# Quiz on Chapter 7

In this quiz, you will answer questions about data collected by analyzing all Super Bowl ads in the 21st century.

Brands will pay millions of dollars to have a 30-second commercial air during the Super Bowl because they know they will have tens of millions of people watching.

What makes an impactful Super Bowl commercial? If you only had 30-60 seconds to broadcast your brand to the public, what kinds of ad have the greatest impact?

In [None]:
# Load the CourseKata library
library(coursekata)

# Adjust scientific notation
options(scipen = 10)

# Resize graphs
options(repr.plot.width=12, repr.plot.height=9)

# This fixes font sizes on graphs
theme_set(theme(
  text = element_text(size = 20),
  axis.text = element_text(size = 16)
))

# Read data set
ads <- read.csv("https://raw.githubusercontent.com/rfordatascience/tidytuesday/master/data/2021/2021-03-02/youtube.csv")

## The Data

This data frame comes from [FiveThirtyEight](https://fivethirtyeight.com/). They watched over 200 ads from the 10 brands that aired the most spots in all 21 Super Bowls this century, according to superbowl-ads.com. They evaluated ads using the specific criteria listed below.
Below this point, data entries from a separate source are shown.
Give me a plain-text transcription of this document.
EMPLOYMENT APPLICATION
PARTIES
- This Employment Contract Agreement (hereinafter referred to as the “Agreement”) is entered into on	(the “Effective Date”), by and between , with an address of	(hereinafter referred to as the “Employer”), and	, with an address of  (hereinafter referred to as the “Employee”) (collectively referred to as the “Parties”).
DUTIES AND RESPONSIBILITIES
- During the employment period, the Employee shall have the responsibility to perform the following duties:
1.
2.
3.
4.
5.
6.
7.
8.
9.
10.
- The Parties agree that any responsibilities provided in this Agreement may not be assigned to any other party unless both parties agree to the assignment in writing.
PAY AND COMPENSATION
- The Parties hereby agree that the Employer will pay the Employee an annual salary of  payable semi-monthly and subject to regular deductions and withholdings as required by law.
**Description of Variables**

- `year` Superbowl year
- `brand` Brand for commercial
- `superbowl_ads_dot_com_url` Superbowl ad URL
- `youtube_url` Youtube URL
- `funny` Contains humor
- `show_product_quickly` Shows product quickly
- `patriotic` Patriotic
- `celebrity` Contains celebrity
- `danger` Contains danger
- `animals` Contains animals
- `use_sex`	Uses sexuality
- `id` Youtube ID
- `kind` Youtube Kind
- `etag` Youtube etag
- `view_count` Youtube view count
- `like_count` Youtube like count
- `dislike_count` Youtube dislike count
- `favorite_count` Youtube favorite count
- `comment_count` Youtube comment count
- `published_at` Youtube when published
- `title` Youtube title
- `description` Youtube description
- `thumbnail` Youtube thumbnail
- `channel_title` Youtube channel name
- `category_id` Youtube content category id


**Data Sources** 

- [Tidy Tuesday](https://github.com/rfordatascience/tidytuesday/blob/master/data/2021/2021-03-02/readme.md)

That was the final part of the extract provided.